Ma “la bomba nucleare” di Infantino non è quello che già hanno provato a fare le leghe europee?

Ovvero creare società sussidiarie per i diritti commerciali, cedendone quote di minoranza ai fondi. Ad alcuni è andata bene (la Liga) ad altri male (Serie A e Bundesliga. E poi c'è l'esempio della Formula 1

Ma “la bomba nucleare” di Infantino non è quello che già hanno provato a fare le leghe europee?

Mg Miami (Stati Uniti) 11/07/2026 - Mondiali di Calcio 2026 / Norvegia-Inghilterra / foto Matteo Gribaudi/Image Sport nella foto: Gianni Infantino

Ovviamente i titoli, qui in Europa, hanno intercettato subito il clamore: “Una bomba nucleare sul calcio” ha dato immediatamente la portata di quanto la mossa commerciale di Infantino (creare una società aperta a investitori privati per gestire le competizioni della Fifa, tipo i Mondiali) possa essere dirompente. Negli Stati Uniti hanno letto l’operazione in maniera più distaccata. Il New York Times per esempio sottolineava che, critiche di posizione a parte, “la proposta della Fifa non è diversa dalle entità commerciali create dalle leghe calcistiche francese e spagnola, di cui hanno ceduto quote a fondi di private equity. Anche le leghe tedesca e italiana discutono da anni la stessa possibilità, ed è una strategia già sperimentata da diverse federazioni e leghe sportive, in particolare in Formula 1 e nel PGA Tour di golf”.

Anche in Europa fanno così

Si tratta di un argomento con basi molto solide. L’idea di Infantino non è così rivoluzionaria come sembra. Perché l’abbiamo usata qui in Europa, per primi. Anche con successo, come nel caso della Liga e della Ligue 1 francese: entrambe le leghe hanno creato società sussidiarie per i diritti commerciali e ne hanno venduto una quota di minoranza al fondo CVC. La Liga ha ceduto circa l’8,25% per quasi 2 miliardi di euro, superando l’opposizione legale di club come Real Madrid e Barcellona. La Ligue 1 ha ceduto il 13% per 1,5 miliardi di euro.
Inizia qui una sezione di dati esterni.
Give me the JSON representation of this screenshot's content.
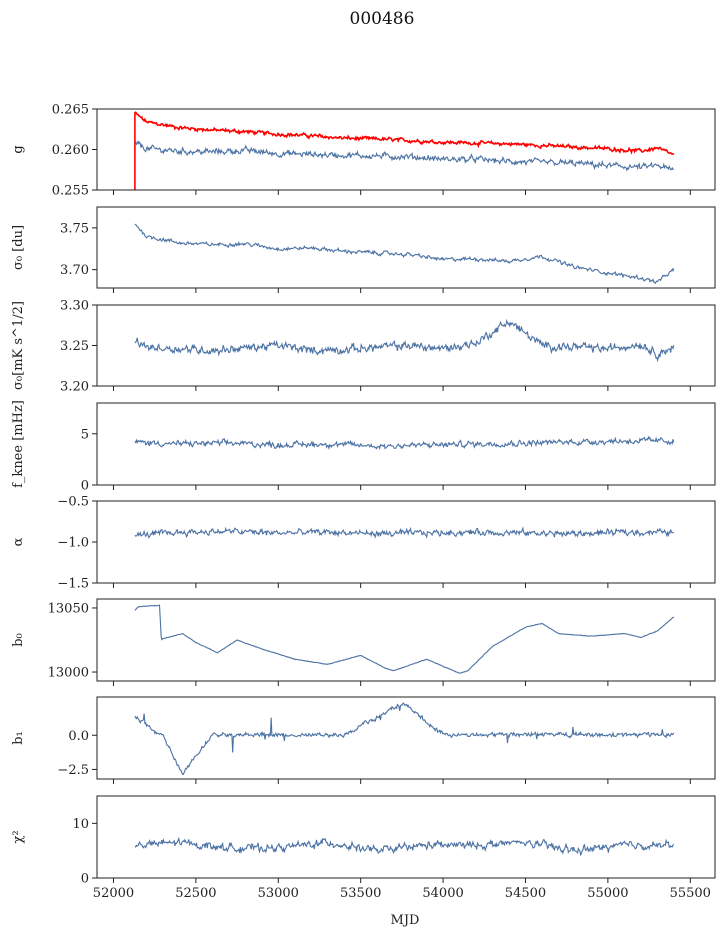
{
  "figure_title": "000486",
  "colors": {
    "series": "#4c72a4",
    "highlight": "#ff0000",
    "axes": "#222222"
  },
  "chart_data": {
    "type": "line",
    "xlabel": "MJD",
    "xlim": [
      51900,
      55650
    ],
    "xticks": [
      52000,
      52500,
      53000,
      53500,
      54000,
      54500,
      55000,
      55500
    ],
    "x_range": [
      52130,
      55400
    ],
    "panels": [
      {
        "id": "g",
        "ylabel": "g",
        "ylim": [
          0.255,
          0.265
        ],
        "yticks": [
          0.255,
          0.26,
          0.265
        ],
        "ytick_labels": [
          "0.255",
          "0.260",
          "0.265"
        ],
        "series": [
          {
            "color": "red",
            "x": [
              52130,
              52200,
              52400,
              52600,
              52800,
              53000,
              53200,
              53400,
              53600,
              53800,
              54000,
              54200,
              54400,
              54600,
              54800,
              55000,
              55200,
              55300,
              55400
            ],
            "y": [
              0.2645,
              0.2634,
              0.2627,
              0.2624,
              0.2622,
              0.2619,
              0.2617,
              0.2614,
              0.2613,
              0.2611,
              0.2609,
              0.2608,
              0.2607,
              0.2605,
              0.2603,
              0.2601,
              0.2598,
              0.2602,
              0.2593
            ]
          },
          {
            "color": "blue",
            "x": [
              52130,
              52200,
              52400,
              52600,
              52800,
              53000,
              53200,
              53400,
              53600,
              53800,
              54000,
              54200,
              54400,
              54600,
              54800,
              55000,
              55200,
              55300,
              55400
            ],
            "y": [
              0.2608,
              0.2601,
              0.2598,
              0.2597,
              0.2599,
              0.2595,
              0.2594,
              0.2593,
              0.2592,
              0.2591,
              0.2588,
              0.2588,
              0.2585,
              0.2584,
              0.2583,
              0.258,
              0.2578,
              0.258,
              0.2574
            ]
          }
        ]
      },
      {
        "id": "sigma0_du",
        "ylabel": "σ₀ [du]",
        "ylim": [
          3.678,
          3.775
        ],
        "yticks": [
          3.7,
          3.75
        ],
        "ytick_labels": [
          "3.70",
          "3.75"
        ],
        "series": [
          {
            "color": "blue",
            "x": [
              52130,
              52200,
              52400,
              52600,
              52800,
              53000,
              53200,
              53400,
              53600,
              53800,
              54000,
              54200,
              54400,
              54600,
              54800,
              55000,
              55200,
              55300,
              55400
            ],
            "y": [
              3.755,
              3.74,
              3.732,
              3.73,
              3.731,
              3.725,
              3.726,
              3.722,
              3.72,
              3.718,
              3.712,
              3.713,
              3.71,
              3.716,
              3.703,
              3.696,
              3.69,
              3.685,
              3.7
            ]
          }
        ]
      },
      {
        "id": "sigma0_mk",
        "ylabel": "σ₀[mK s^1/2]",
        "ylim": [
          3.2,
          3.3
        ],
        "yticks": [
          3.2,
          3.25,
          3.3
        ],
        "ytick_labels": [
          "3.20",
          "3.25",
          "3.30"
        ],
        "series": [
          {
            "color": "blue",
            "x": [
              52130,
              52200,
              52400,
              52600,
              52800,
              53000,
              53200,
              53400,
              53600,
              53800,
              54000,
              54200,
              54400,
              54600,
              54800,
              55000,
              55200,
              55300,
              55400
            ],
            "y": [
              3.255,
              3.248,
              3.246,
              3.244,
              3.247,
              3.25,
              3.244,
              3.245,
              3.248,
              3.25,
              3.246,
              3.253,
              3.28,
              3.25,
              3.248,
              3.246,
              3.252,
              3.24,
              3.247
            ]
          }
        ]
      },
      {
        "id": "fknee",
        "ylabel": "f_knee [mHz]",
        "ylim": [
          0,
          8
        ],
        "yticks": [
          0,
          5
        ],
        "ytick_labels": [
          "0",
          "5"
        ],
        "series": [
          {
            "color": "blue",
            "x": [
              52130,
              52400,
              52700,
              53000,
              53300,
              53600,
              53900,
              54200,
              54500,
              54800,
              55100,
              55400
            ],
            "y": [
              4.2,
              4.0,
              4.1,
              3.9,
              4.0,
              3.8,
              3.9,
              4.0,
              4.1,
              4.2,
              4.3,
              4.3
            ]
          }
        ]
      },
      {
        "id": "alpha",
        "ylabel": "α",
        "ylim": [
          -1.5,
          -0.5
        ],
        "yticks": [
          -1.5,
          -1.0,
          -0.5
        ],
        "ytick_labels": [
          "−1.5",
          "−1.0",
          "−0.5"
        ],
        "series": [
          {
            "color": "blue",
            "x": [
              52130,
              52400,
              52700,
              53000,
              53300,
              53600,
              53900,
              54200,
              54500,
              54800,
              55100,
              55400
            ],
            "y": [
              -0.92,
              -0.88,
              -0.87,
              -0.89,
              -0.88,
              -0.9,
              -0.89,
              -0.88,
              -0.89,
              -0.9,
              -0.88,
              -0.88
            ]
          }
        ]
      },
      {
        "id": "b0",
        "ylabel": "b₀",
        "ylim": [
          12993,
          13057
        ],
        "yticks": [
          13000,
          13050
        ],
        "ytick_labels": [
          "13000",
          "13050"
        ],
        "series": [
          {
            "color": "blue",
            "x": [
              52130,
              52150,
              52280,
              52290,
              52300,
              52420,
              52500,
              52600,
              52630,
              52750,
              52900,
              53100,
              53300,
              53500,
              53650,
              53700,
              53900,
              54100,
              54150,
              54300,
              54500,
              54600,
              54700,
              54900,
              55100,
              55200,
              55300,
              55400
            ],
            "y": [
              13048,
              13051,
              13052,
              13025,
              13026,
              13030,
              13023,
              13017,
              13015,
              13025,
              13018,
              13010,
              13006,
              13013,
              13003,
              13001,
              13010,
              12999,
              13001,
              13020,
              13035,
              13038,
              13030,
              13028,
              13030,
              13027,
              13032,
              13043
            ]
          }
        ]
      },
      {
        "id": "b1",
        "ylabel": "b₁",
        "ylim": [
          -3.2,
          2.8
        ],
        "yticks": [
          -2.5,
          0.0
        ],
        "ytick_labels": [
          "−2.5",
          "0.0"
        ],
        "series": [
          {
            "color": "blue",
            "x": [
              52130,
              52300,
              52420,
              52600,
              53000,
              53400,
              53760,
              54000,
              54500,
              55000,
              55400
            ],
            "y": [
              1.3,
              0.0,
              -2.8,
              0.1,
              0.0,
              0.0,
              2.4,
              0.0,
              0.1,
              0.0,
              0.1
            ]
          }
        ]
      },
      {
        "id": "chi2",
        "ylabel": "χ²",
        "ylim": [
          0,
          15
        ],
        "yticks": [
          0,
          10
        ],
        "ytick_labels": [
          "0",
          "10"
        ],
        "series": [
          {
            "color": "blue",
            "x": [
              52130,
              52400,
              52700,
              53000,
              53300,
              53600,
              53900,
              54200,
              54500,
              54800,
              55100,
              55400
            ],
            "y": [
              6,
              6.5,
              5.5,
              5.5,
              6.5,
              5,
              6,
              6,
              6.5,
              5,
              6,
              6
            ]
          }
        ]
      }
    ]
  }
}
Certo c’è anche chi ha fallito, sulla stessa via. In Italia, un accordo da circa 1,7 miliardi di euro per il 10% della “MediaCo” è saltato perché sette top club (tra cui Juventus e Inter) lo hanno bloccato ritenendo la valutazione troppo bassa. In Germania, la Bundesliga ha dovuto abbandonare l’accordo a causa delle pesanti proteste dei tifosi negli stadi, dimostrando che anche un affare finanziariamente solido può fallire senza il consenso del pubblico.

Tebas

La Premier League e l’Uefa stessa hanno tentato la via di un modello alternativo: l’Inghilterra ha evitato accordi a livello di lega, limitandosi a vendite a livello di singoli club, come Chelsea e Manchester United. La Uefa, invece, ha scelto una strada più “leggera”, affidando la commercializzazione globale dei diritti a Relevent tramite una joint venture, senza dover vendere proprie quote azionarie.

Per la Fifa è un modello collaudato

Insomma, nell’ottica della Fifa si tratta di un modello collaudato, non un salto nel buio. La vendita di quote di minoranza con mantenimento del controllo è un’operazione che ha già dei precedenti di successo nel calcio. Ma chiaramente il rischio di boicottaggio dell’elite europea non è peregrino: i club più potenti possono far saltare il banco se pensano di guadagnarci poco. La nuova società di Infantino avrebbe il vantaggio di una base decisionale globale, non limitata a pochi top club, ma le obiezioni dei club più importanti influenzeranno comunque la narrazione mediatica, o almeno questo è il timore della Fifa.

La grande stampa europea scrive in queste ore di “vendita del calcio”, la Fifa invece vorrebbe raccontare questo passaggio paragonandolo alla Formula 1, dove la Fia (la Federazione mondiale) ha ceduto i diritti a Liberty Media. Anche solo per segnare una differenza sostanziale: la Fia ha ceduto il controllo commerciale, mentre la Ffe – ha ribadito Infantino – lo manterrà esplicitamente.